China's yuan eked out a tiny gain on Wednesday after its biggest swings since 2005 earlier this week, suggesting Beijing's promise of currency flexibility will not produce the rapid gains its trading partners would like.

Whatever its daily gyrations, analysts suspect the yuan will be allowed to rise over time but at a pace that is too slow to narrow China's huge trade surplus with the United States soon.

That could prompt U.S. and other officials meeting at a Group of 20 summit in Canada this weekend to press Beijing further over what its new currency policy will mean in practice.

The United States has officially welcomed China's weekend announcement signaling it was ditching a two-year peg to the dollar, but the country's largest federation of labor unions has already run out of patience, calling for renewed pressure on Beijing from G20 and the U.S. Congress.

The de-pegging story was overblown, said Adam Carr, a senior economist at broker ICAP in Sydney. It lacked substance, given China was never going to make huge inroads into revaluation, he said.

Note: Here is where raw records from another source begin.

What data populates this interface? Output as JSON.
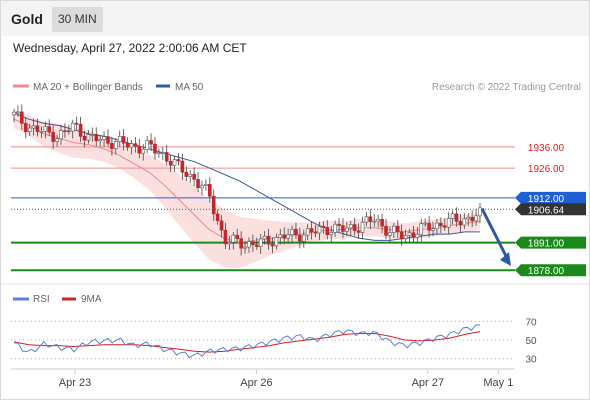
{
  "header": {
    "symbol": "Gold",
    "timeframe": "30 MIN"
  },
  "timestamp": "Wednesday, April 27, 2022 2:00:06 AM CET",
  "legend": {
    "items": [
      {
        "label": "MA 20 + Bollinger Bands",
        "color": "#f28c8c"
      },
      {
        "label": "MA 50",
        "color": "#2f5b95"
      }
    ],
    "copyright": "Research © 2022 Trading Central"
  },
  "rsi_legend": {
    "items": [
      {
        "label": "RSI",
        "color": "#5b7fd9"
      },
      {
        "label": "9MA",
        "color": "#d61f1f"
      }
    ]
  },
  "colors": {
    "resistance": "#f28c8c",
    "resistance_text": "#e02020",
    "support": "#1a8a1a",
    "pivot": "#1e5fd6",
    "last_price": "#333333",
    "arrow": "#2a5aa0",
    "band_fill": "#fbdada",
    "candle": "#c0282d"
  },
  "price_levels": [
    {
      "value": 1936.0,
      "label": "1936.00",
      "kind": "resistance"
    },
    {
      "value": 1926.0,
      "label": "1926.00",
      "kind": "resistance"
    },
    {
      "value": 1912.0,
      "label": "1912.00",
      "kind": "pivot"
    },
    {
      "value": 1906.64,
      "label": "1906.64",
      "kind": "last"
    },
    {
      "value": 1891.0,
      "label": "1891.00",
      "kind": "support"
    },
    {
      "value": 1878.0,
      "label": "1878.00",
      "kind": "support"
    }
  ],
  "rsi_levels": [
    "70",
    "50",
    "30"
  ],
  "x_axis": {
    "ticks": [
      {
        "label": "Apr 23",
        "frac": 0.127
      },
      {
        "label": "Apr 26",
        "frac": 0.487
      },
      {
        "label": "Apr 27",
        "frac": 0.827
      },
      {
        "label": "May 1",
        "frac": 0.967
      }
    ]
  },
  "chart_data": {
    "type": "line",
    "title": "",
    "xlabel": "",
    "ylabel": "",
    "ylim": [
      1872,
      1958
    ],
    "rsi_ylim": [
      20,
      80
    ],
    "series": [
      {
        "name": "MA 50",
        "values": [
          1952,
          1949,
          1947,
          1946,
          1944,
          1942,
          1941,
          1939,
          1937,
          1935,
          1933,
          1931,
          1929,
          1926,
          1923,
          1920,
          1916,
          1912,
          1908,
          1904,
          1900,
          1897,
          1895,
          1893,
          1892,
          1892,
          1893,
          1894,
          1895,
          1895,
          1896,
          1896
        ]
      },
      {
        "name": "MA 20",
        "values": [
          1949,
          1946,
          1942,
          1940,
          1938,
          1937,
          1935,
          1932,
          1928,
          1924,
          1918,
          1911,
          1904,
          1897,
          1893,
          1891,
          1892,
          1893,
          1894,
          1895,
          1896,
          1897,
          1897,
          1898,
          1898,
          1897,
          1896,
          1897,
          1898,
          1899,
          1900,
          1901
        ]
      },
      {
        "name": "RSI",
        "values": [
          47,
          36,
          46,
          42,
          40,
          48,
          49,
          50,
          44,
          46,
          40,
          36,
          33,
          38,
          40,
          41,
          44,
          48,
          52,
          54,
          50,
          56,
          60,
          57,
          58,
          48,
          44,
          47,
          52,
          56,
          62,
          65
        ]
      },
      {
        "name": "9MA",
        "values": [
          48,
          45,
          44,
          44,
          43,
          44,
          45,
          45,
          45,
          44,
          42,
          40,
          38,
          37,
          38,
          40,
          42,
          44,
          47,
          49,
          51,
          53,
          56,
          57,
          57,
          54,
          50,
          49,
          50,
          52,
          56,
          59
        ]
      }
    ],
    "candles_close": [
      1951,
      1945,
      1943,
      1941,
      1946,
      1940,
      1939,
      1938,
      1936,
      1936,
      1932,
      1926,
      1921,
      1913,
      1892,
      1891,
      1890,
      1892,
      1894,
      1895,
      1896,
      1898,
      1897,
      1899,
      1902,
      1896,
      1894,
      1897,
      1899,
      1901,
      1902,
      1904
    ]
  }
}
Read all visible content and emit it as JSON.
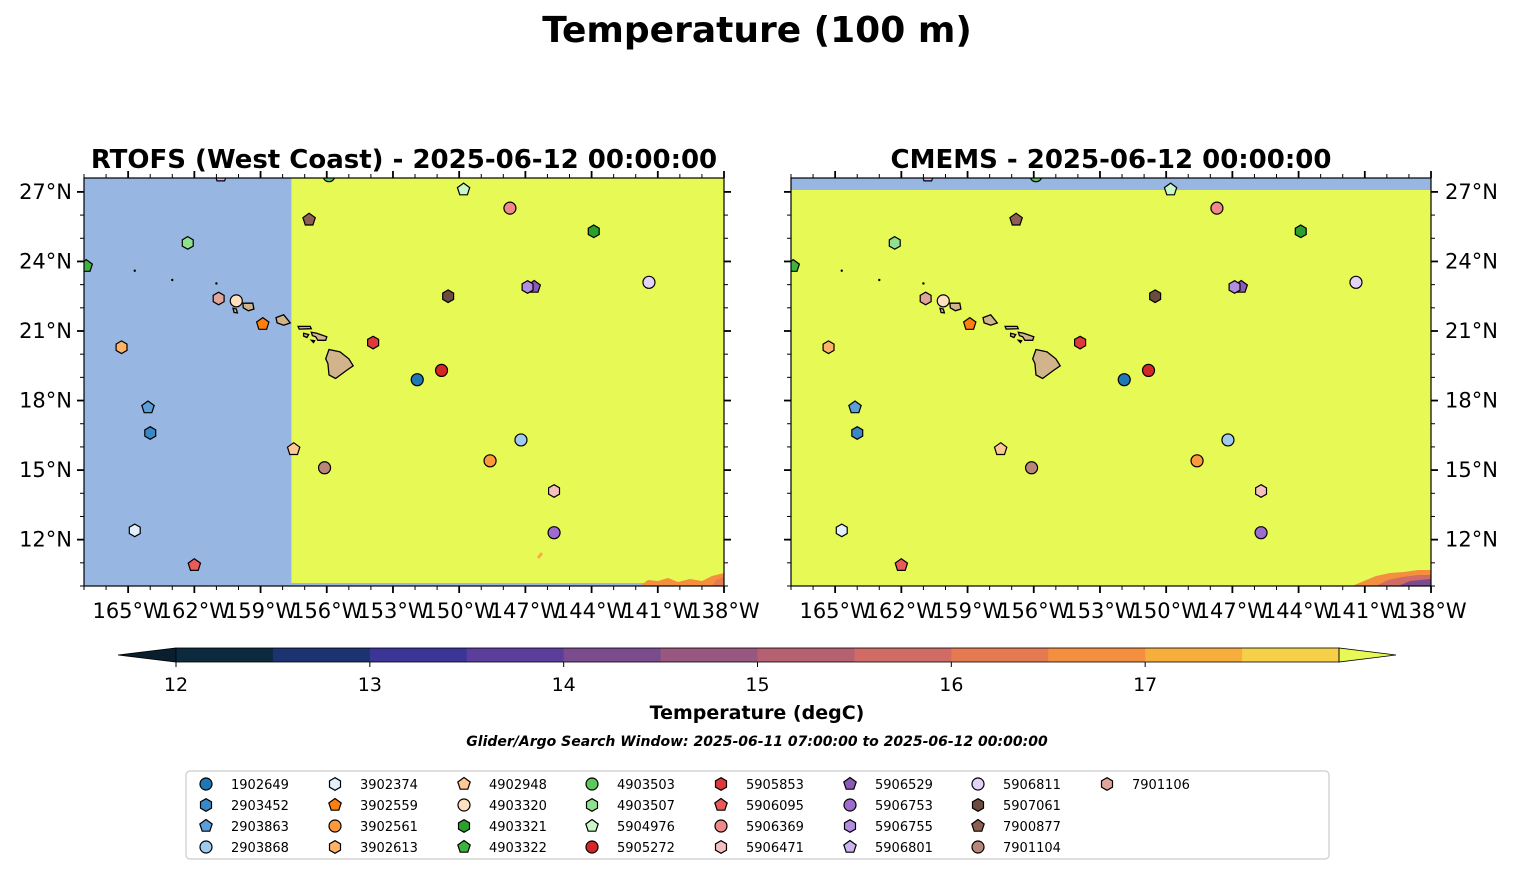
{
  "figure": {
    "title": "Temperature (100 m)",
    "search_window": "Glider/Argo Search Window: 2025-06-11 07:00:00 to 2025-06-12 00:00:00"
  },
  "chart_data": {
    "type": "map",
    "panels": [
      {
        "title": "RTOFS (West Coast) - 2025-06-12 00:00:00",
        "field_description": "Blue no-data region west of about 157.6°W; yellow (>17.5 degC) elsewhere; warmer-cool orange patches near 10.5°N, 141–138°W",
        "nodata_boundary_lon": -157.6,
        "tick_labels_side": "left"
      },
      {
        "title": "CMEMS - 2025-06-12 00:00:00",
        "field_description": "Yellow (>17.5 degC) over nearly whole domain; blue no-data strip north of about 27.2°N; orange-purple patch near 10.2–10.8°N, 142–138°W",
        "nodata_boundary_lat": 27.2,
        "tick_labels_side": "right"
      }
    ],
    "lon_range": [
      -167,
      -138
    ],
    "lat_range": [
      10,
      27.6
    ],
    "xticks": [
      -165,
      -162,
      -159,
      -156,
      -153,
      -150,
      -147,
      -144,
      -141,
      -138
    ],
    "xtick_labels": [
      "165°W",
      "162°W",
      "159°W",
      "156°W",
      "153°W",
      "150°W",
      "147°W",
      "144°W",
      "141°W",
      "138°W"
    ],
    "yticks": [
      12,
      15,
      18,
      21,
      24,
      27
    ],
    "ytick_labels": [
      "12°N",
      "15°N",
      "18°N",
      "21°N",
      "24°N",
      "27°N"
    ],
    "colorbar": {
      "label": "Temperature (degC)",
      "levels": [
        12,
        12.5,
        13,
        13.5,
        14,
        14.5,
        15,
        15.5,
        16,
        16.5,
        17,
        17.5
      ],
      "tick_values": [
        12,
        13,
        14,
        15,
        16,
        17
      ],
      "tick_labels": [
        "12",
        "13",
        "14",
        "15",
        "16",
        "17"
      ],
      "colors": [
        "#0c2a3e",
        "#1b3370",
        "#3a3597",
        "#5b3e9b",
        "#7a4c8e",
        "#98577f",
        "#b56172",
        "#d06b65",
        "#e57a50",
        "#f38f3f",
        "#f8ae3d",
        "#f6d049"
      ],
      "under_color": "#0a1f2e",
      "over_color": "#e6f955",
      "extend": "both"
    },
    "land_color": "#d2b48c",
    "nodata_color": "#98b6e2",
    "field_color": "#e6f955",
    "floats": [
      {
        "id": "1902649",
        "marker": "circle",
        "color": "#1f77b4",
        "lon": -151.9,
        "lat": 18.9
      },
      {
        "id": "2903452",
        "marker": "hexagon",
        "color": "#3a88c6",
        "lon": -164.0,
        "lat": 16.6
      },
      {
        "id": "2903863",
        "marker": "pentagon",
        "color": "#5a9fd8",
        "lon": -164.1,
        "lat": 17.7
      },
      {
        "id": "2903868",
        "marker": "circle",
        "color": "#9ecbee",
        "lon": -147.2,
        "lat": 16.3
      },
      {
        "id": "3902374",
        "marker": "hexagon",
        "color": "#e2f0fb",
        "lon": -164.7,
        "lat": 12.4
      },
      {
        "id": "3902559",
        "marker": "pentagon",
        "color": "#ff7f0e",
        "lon": -158.9,
        "lat": 21.3
      },
      {
        "id": "3902561",
        "marker": "circle",
        "color": "#ff9a3c",
        "lon": -148.6,
        "lat": 15.4
      },
      {
        "id": "3902613",
        "marker": "hexagon",
        "color": "#ffb366",
        "lon": -165.3,
        "lat": 20.3
      },
      {
        "id": "4902948",
        "marker": "pentagon",
        "color": "#ffc895",
        "lon": -157.5,
        "lat": 15.9
      },
      {
        "id": "4903320",
        "marker": "circle",
        "color": "#ffe0c0",
        "lon": -160.1,
        "lat": 22.3
      },
      {
        "id": "4903321",
        "marker": "hexagon",
        "color": "#2ca02c",
        "lon": -143.9,
        "lat": 25.3
      },
      {
        "id": "4903322",
        "marker": "pentagon",
        "color": "#3db43d",
        "lon": -166.9,
        "lat": 23.8
      },
      {
        "id": "4903503",
        "marker": "circle",
        "color": "#5cc75c",
        "lon": -155.9,
        "lat": 27.7
      },
      {
        "id": "4903507",
        "marker": "hexagon",
        "color": "#8fe08f",
        "lon": -162.3,
        "lat": 24.8
      },
      {
        "id": "5904976",
        "marker": "pentagon",
        "color": "#c8f7c8",
        "lon": -149.8,
        "lat": 27.1
      },
      {
        "id": "5905272",
        "marker": "circle",
        "color": "#d62728",
        "lon": -150.8,
        "lat": 19.3
      },
      {
        "id": "5905853",
        "marker": "hexagon",
        "color": "#e0393a",
        "lon": -153.9,
        "lat": 20.5
      },
      {
        "id": "5906095",
        "marker": "pentagon",
        "color": "#ea5a5a",
        "lon": -162.0,
        "lat": 10.9
      },
      {
        "id": "5906369",
        "marker": "circle",
        "color": "#f08a8a",
        "lon": -147.7,
        "lat": 26.3
      },
      {
        "id": "5906471",
        "marker": "hexagon",
        "color": "#f7c0c0",
        "lon": -145.7,
        "lat": 14.1
      },
      {
        "id": "5906529",
        "marker": "pentagon",
        "color": "#8c5bb8",
        "lon": -146.6,
        "lat": 22.9
      },
      {
        "id": "5906753",
        "marker": "circle",
        "color": "#9e6ccf",
        "lon": -145.7,
        "lat": 12.3
      },
      {
        "id": "5906755",
        "marker": "hexagon",
        "color": "#b38ee0",
        "lon": -146.9,
        "lat": 22.9
      },
      {
        "id": "5906801",
        "marker": "pentagon",
        "color": "#cdb3f0",
        "lon": -160.8,
        "lat": 27.7
      },
      {
        "id": "5906811",
        "marker": "circle",
        "color": "#e2d3f8",
        "lon": -141.4,
        "lat": 23.1
      },
      {
        "id": "5907061",
        "marker": "hexagon",
        "color": "#6e4b3f",
        "lon": -150.5,
        "lat": 22.5
      },
      {
        "id": "7900877",
        "marker": "pentagon",
        "color": "#8c5f50",
        "lon": -156.8,
        "lat": 25.8
      },
      {
        "id": "7901104",
        "marker": "circle",
        "color": "#b9877a",
        "lon": -156.1,
        "lat": 15.1
      },
      {
        "id": "7901106",
        "marker": "hexagon",
        "color": "#e0a699",
        "lon": -160.9,
        "lat": 22.4
      }
    ]
  }
}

More importantly, it over-emphasized the value of the currency in the Chinese/world growth narrative -- an appreciating yuan is not going to rebalance the world, he added.

The yuan rose 0.02 percent on Wednesday, the third trading day after the central bank said it would allow greater flexibility for the currency but keep appreciation gradual.

That modest move brought the overall gain since the central bank's announcement to just 0.2 percent, a contrast to the market excitement generated on Monday when the currency rose nearly 0.5 percent for its biggest one-day rise since its landmark revaluation in 2005.

That rise gave way to a fall on Tuesday, before Wednesday's flat trade.

Significant dollar purchases by state-controlled banks appeared to be on behalf of the central bank, suggesting the authority continues to exercise a heavy hand in controlling the currency's value, traders said.

YUAN GAINS NOT A SURE THING

Beijing's decision to free the yuan helped fuel a global market rally on Monday on hopes that a stronger yuan would boost spending in the world's third-largest economy and increase its demand for foreign goods, giving a much-needed boost to a global recovery.

That impact has since faded, with Asian stock markets and commodities-linked currencies such as the Australian dollar giving up some of their gains.

The last three days have showed that hopes for a one-way appreciation are wishful thinking. We can tell that they are quite serious about allowing for two-way fluctuations, said Isaac Meng, an analyst with BNP Paribas in Beijing.

Meng said the yuan appeared to be genuinely tracking a basket of other global currencies this time as opposed to the period from mid-2005 to mid-2008, when the reference to a basket was more words than practice.

After two days that saw some of the greatest volatility in the yuan since the revaluation, it traded in a much narrower range on Wednesday, keeping the market guessing as to what the new currency regime would ultimately look like.

A Reuters poll of 33 economists on Monday forecast the yuan would rise to 6.67 per dollar by the end the year, an increase of just 2.4 percent from late last week and similar to the appreciation implied by offshore non-deliverable forwards.

LONG RUN STILL POSITIVE

In the long run, the shift to more two-way movement in the yuan will give the central another lever for keeping the world's third-largest economy on track, helping along important structural adjustments that will see its role as a global consumer rise and its reliance on exports ease somewhat.

To the extent that allowing greater exchange rate appreciation helps rebalancing domestic demand from investment to consumption, that would help, Brian Coulton, head of global economics at Fitch Ratings, said in the Dealing Room, a Reuters chatroom.

In addition, we do think there are inflation pressures and allowing the exchange rate to appreciate would again help mitigate that.

Similarly, despite the initial market disappointment now that the central bank will not allow any steep gains in the yuan, its reforms will still help to gradually revive a commodity price rally, said Tim Condon, chief Asia economist with ING.

We view the restoration of a yuan appreciation trend as part of the normalization of monetary policy, Condon said in a research report.

Just as the crisis forced a change in monetary policy settings, it threw commodity imports off their steady growth trend. We think the (slow) return of policies to their pre-crisis settings will be accompanied by the return of trend growth in commodity imports.

Still, following only modest gains in the yuan this week, some did not take such a positive view of the new regime.

We strongly urge further effort by both the U.S. and other G20 governments until China takes specific steps on a scale that addresses the scale of the imbalance, said Richard Trumka, the president of the AFL-CIO, the largest U.S. federation of labor unions.